Fans who want Helly and Mark S to appear ‘evil’ for the finale are inevitably hindered by this presentation. Helly puts Mark’s freedom above her love for him, and Mark S feels the tragedy of the star-crossed love he has with his colleague. The episode continues with an action-packed rebellion of the innies in the mission to save Gemma, providing the reunion the audience so desperately needed. Mark Scout encounters an innie version of his wife, but she doesn’t know who he is, and yet his promise that “it’s okay” gets through. It’s a beautiful moment of shock, joy, and sadness rolled into one.

However, the escape puts Mark and Gemma into innie states, with Mark S escorting Ms Casey (Gemma’s innie) out of the compound. Once through the door, Gemma’s outie self returns and begs Mark to follow. But this is not the Mark she knows on the other side of the window, this is Helly’s Mark S. Behind him we see Helly appear, and like Orpheus walking out of hell he inevitably turns to look at his Eurydice. The mythological comparisons have been rampant amongst online fans of Severance, which I can only hope a classicist weaves into a future dissertation. While Gemma calls his name, Mark S returns to Helly and they run through the halls of Lumon together.

It’s complicated and painful, brave and confusing. This ending is tragic for Gemma, reunited briefly with her husband only to watch ‘him’ run away with another woman. However, viewers painting Helly as ‘evil’ or ‘the other woman’ getting in the way of the Scout marriage are missing the point entirely. As Helly put it herself, “they give us half a life and think we won’t fight for it”. The shared enemy of all these characters is Lumon; each is trapped in this tragedy because of the company’s desire to control their lives. Corporate alienation has gone so far as to create an entirely different identity, alien to his own wife. In spite of such repression, the ending is triumphant and romantic: Mark S stays in hell because it is a hell shared with someone he loves.

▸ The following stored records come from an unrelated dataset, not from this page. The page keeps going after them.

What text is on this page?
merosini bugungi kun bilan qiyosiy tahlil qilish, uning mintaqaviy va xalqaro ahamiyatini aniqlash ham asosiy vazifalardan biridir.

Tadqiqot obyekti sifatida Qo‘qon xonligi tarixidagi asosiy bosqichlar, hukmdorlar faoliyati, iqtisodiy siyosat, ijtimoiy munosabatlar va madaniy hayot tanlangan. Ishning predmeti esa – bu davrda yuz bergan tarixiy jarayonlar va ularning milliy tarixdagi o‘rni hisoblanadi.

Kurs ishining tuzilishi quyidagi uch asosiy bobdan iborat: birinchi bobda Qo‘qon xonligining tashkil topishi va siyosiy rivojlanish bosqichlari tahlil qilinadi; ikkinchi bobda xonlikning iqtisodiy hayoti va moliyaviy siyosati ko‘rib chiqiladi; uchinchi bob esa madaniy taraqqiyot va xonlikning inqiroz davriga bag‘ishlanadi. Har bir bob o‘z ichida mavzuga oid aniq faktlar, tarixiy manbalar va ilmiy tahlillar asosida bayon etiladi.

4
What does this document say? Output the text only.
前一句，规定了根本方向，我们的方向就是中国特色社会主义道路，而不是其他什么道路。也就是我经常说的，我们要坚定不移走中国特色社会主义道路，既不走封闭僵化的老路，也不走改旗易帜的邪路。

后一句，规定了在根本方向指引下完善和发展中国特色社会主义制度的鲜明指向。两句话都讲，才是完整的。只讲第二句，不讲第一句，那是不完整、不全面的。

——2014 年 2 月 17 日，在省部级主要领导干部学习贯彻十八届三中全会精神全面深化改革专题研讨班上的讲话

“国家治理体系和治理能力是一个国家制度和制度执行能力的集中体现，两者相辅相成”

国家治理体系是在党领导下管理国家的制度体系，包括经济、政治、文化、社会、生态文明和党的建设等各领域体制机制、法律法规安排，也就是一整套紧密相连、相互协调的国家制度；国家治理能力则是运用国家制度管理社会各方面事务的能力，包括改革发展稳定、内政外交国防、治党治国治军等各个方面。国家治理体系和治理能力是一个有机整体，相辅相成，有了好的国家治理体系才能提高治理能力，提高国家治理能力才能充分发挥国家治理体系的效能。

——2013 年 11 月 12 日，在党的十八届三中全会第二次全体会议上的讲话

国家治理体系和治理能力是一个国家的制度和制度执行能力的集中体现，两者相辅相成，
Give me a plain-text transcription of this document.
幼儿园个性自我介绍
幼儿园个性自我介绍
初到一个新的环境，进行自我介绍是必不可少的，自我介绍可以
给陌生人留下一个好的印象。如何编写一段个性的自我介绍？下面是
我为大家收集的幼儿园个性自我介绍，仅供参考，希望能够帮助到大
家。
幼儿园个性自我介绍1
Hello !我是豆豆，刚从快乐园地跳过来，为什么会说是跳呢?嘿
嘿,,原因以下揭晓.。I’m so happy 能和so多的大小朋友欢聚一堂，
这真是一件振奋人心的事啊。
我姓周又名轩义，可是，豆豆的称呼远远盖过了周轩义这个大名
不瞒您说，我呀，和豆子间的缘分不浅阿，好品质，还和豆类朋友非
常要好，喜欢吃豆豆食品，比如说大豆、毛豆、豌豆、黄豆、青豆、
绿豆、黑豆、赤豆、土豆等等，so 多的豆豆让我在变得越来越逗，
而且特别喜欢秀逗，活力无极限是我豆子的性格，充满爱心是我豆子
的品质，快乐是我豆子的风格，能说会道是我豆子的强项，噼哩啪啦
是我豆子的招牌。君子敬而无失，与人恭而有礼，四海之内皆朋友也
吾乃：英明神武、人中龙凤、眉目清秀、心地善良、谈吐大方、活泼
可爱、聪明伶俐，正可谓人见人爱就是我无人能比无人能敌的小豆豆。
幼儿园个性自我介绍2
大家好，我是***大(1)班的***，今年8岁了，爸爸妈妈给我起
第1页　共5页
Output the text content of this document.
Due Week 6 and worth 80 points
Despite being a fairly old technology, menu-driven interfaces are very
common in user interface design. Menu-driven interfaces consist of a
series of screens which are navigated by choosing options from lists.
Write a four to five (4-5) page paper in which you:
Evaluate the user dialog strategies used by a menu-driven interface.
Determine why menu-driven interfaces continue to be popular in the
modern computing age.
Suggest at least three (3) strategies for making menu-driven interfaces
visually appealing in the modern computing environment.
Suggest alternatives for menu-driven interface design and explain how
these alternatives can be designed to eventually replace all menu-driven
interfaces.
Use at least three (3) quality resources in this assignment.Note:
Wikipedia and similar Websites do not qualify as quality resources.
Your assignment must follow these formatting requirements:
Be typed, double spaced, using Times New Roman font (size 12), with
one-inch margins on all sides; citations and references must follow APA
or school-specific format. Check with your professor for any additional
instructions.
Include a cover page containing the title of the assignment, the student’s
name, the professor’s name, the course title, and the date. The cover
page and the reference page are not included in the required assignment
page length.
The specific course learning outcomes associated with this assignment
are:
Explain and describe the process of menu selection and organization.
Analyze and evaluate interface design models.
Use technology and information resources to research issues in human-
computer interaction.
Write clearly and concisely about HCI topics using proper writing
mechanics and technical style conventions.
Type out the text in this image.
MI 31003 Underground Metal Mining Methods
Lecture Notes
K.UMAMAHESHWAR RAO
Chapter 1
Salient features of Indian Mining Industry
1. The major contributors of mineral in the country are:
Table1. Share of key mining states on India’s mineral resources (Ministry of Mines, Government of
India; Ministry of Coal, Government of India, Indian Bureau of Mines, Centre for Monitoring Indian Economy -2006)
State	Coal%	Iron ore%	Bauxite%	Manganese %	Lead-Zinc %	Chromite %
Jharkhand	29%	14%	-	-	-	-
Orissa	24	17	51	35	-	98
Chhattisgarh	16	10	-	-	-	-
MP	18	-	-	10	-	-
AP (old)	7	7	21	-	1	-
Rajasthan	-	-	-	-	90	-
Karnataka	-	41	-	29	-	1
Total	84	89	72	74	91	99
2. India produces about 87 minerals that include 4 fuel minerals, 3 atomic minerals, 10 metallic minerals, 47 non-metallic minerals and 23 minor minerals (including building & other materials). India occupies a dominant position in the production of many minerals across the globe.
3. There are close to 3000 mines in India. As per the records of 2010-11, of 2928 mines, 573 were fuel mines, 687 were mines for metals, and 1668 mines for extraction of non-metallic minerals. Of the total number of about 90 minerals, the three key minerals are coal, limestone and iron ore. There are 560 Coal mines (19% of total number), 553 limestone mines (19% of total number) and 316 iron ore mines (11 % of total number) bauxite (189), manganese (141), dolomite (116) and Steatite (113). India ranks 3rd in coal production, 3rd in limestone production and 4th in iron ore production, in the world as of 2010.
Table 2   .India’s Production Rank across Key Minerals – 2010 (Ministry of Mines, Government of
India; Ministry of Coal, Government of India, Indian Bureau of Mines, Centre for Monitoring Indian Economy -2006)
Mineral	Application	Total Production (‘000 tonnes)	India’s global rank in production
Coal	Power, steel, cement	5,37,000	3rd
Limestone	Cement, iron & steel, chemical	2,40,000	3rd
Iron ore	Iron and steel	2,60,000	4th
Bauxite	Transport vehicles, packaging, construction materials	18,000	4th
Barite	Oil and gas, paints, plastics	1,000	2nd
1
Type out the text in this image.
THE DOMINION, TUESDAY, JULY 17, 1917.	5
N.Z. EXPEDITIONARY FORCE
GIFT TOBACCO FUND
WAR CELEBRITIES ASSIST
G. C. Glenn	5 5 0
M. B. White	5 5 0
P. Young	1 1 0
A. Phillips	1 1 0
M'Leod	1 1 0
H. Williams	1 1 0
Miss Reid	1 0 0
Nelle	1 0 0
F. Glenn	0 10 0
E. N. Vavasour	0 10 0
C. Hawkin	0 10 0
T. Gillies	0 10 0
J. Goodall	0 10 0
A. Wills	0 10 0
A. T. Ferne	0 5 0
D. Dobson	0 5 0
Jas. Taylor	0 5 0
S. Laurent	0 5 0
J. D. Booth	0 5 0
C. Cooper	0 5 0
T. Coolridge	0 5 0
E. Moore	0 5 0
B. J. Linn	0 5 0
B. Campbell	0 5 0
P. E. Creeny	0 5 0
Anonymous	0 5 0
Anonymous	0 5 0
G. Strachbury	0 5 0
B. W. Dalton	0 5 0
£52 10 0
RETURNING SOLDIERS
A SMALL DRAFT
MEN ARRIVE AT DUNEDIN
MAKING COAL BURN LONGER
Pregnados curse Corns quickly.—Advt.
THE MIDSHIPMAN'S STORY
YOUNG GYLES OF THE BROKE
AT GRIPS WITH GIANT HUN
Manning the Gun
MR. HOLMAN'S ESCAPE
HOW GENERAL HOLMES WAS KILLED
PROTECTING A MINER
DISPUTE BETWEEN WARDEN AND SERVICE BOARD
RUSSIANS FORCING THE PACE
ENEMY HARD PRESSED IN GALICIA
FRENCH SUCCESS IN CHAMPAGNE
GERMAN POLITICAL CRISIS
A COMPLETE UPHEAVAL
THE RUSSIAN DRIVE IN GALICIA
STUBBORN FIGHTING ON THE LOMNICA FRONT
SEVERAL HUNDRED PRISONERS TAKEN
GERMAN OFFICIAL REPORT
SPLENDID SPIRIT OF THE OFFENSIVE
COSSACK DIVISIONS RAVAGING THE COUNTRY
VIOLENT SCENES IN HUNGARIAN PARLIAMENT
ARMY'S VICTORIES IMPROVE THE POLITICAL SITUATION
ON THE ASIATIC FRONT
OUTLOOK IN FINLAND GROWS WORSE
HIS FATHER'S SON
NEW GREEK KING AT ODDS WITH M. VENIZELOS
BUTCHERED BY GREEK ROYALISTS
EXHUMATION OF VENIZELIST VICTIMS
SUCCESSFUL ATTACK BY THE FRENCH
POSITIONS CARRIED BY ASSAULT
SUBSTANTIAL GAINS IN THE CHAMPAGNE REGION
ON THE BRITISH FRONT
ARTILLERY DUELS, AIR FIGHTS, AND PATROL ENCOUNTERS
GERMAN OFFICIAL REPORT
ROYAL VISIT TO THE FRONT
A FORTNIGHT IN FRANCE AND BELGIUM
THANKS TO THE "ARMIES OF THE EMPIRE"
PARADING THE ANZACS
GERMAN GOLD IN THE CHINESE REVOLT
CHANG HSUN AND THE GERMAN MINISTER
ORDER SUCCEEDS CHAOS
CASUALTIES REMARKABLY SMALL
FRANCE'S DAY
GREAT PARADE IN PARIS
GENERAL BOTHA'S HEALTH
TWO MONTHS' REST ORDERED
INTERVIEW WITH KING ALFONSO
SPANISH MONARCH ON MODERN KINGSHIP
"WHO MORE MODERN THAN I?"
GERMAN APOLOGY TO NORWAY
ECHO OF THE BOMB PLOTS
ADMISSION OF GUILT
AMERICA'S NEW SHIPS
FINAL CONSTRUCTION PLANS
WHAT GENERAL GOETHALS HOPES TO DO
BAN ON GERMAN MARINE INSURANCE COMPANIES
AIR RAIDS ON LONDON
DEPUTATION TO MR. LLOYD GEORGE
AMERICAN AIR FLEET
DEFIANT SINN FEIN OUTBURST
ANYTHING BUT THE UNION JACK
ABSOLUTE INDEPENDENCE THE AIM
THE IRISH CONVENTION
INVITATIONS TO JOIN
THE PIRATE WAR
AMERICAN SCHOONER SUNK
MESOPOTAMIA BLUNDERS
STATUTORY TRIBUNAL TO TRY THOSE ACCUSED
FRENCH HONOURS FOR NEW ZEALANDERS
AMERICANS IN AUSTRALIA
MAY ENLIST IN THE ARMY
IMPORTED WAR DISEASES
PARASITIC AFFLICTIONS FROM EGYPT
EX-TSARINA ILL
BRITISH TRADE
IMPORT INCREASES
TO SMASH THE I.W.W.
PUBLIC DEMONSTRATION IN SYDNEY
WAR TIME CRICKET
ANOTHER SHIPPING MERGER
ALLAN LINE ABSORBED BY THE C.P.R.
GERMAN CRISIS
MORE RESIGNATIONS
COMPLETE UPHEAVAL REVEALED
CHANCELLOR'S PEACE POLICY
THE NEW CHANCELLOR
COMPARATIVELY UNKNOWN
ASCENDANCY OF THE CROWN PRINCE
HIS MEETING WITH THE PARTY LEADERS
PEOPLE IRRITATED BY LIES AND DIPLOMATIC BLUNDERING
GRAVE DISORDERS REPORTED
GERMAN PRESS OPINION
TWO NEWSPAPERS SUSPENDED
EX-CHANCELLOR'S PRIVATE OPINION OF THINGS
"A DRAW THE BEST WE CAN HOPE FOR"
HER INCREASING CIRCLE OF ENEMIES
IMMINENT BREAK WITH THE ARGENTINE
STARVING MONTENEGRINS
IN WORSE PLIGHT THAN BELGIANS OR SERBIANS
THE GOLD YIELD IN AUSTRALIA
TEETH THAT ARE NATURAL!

Fans risk becoming exactly what the show warns against by showing contempt for innies and their agency. The depth of Severance is that without evenings, weekends, or holidays, the workers still find something to live for. Neither Mark S nor the audience knows what will become of him and Helly, but they know each other and nothing else matters at that moment. In a way, they did see the Equator at the door where these two worlds collide: innies on one side, and outies on the other. The innies live a life of isolation and repression, but they are not going to give it up for those on the outside. That’s what the finale shows us: defiance and love against a company whose very aim is to control what makes us human.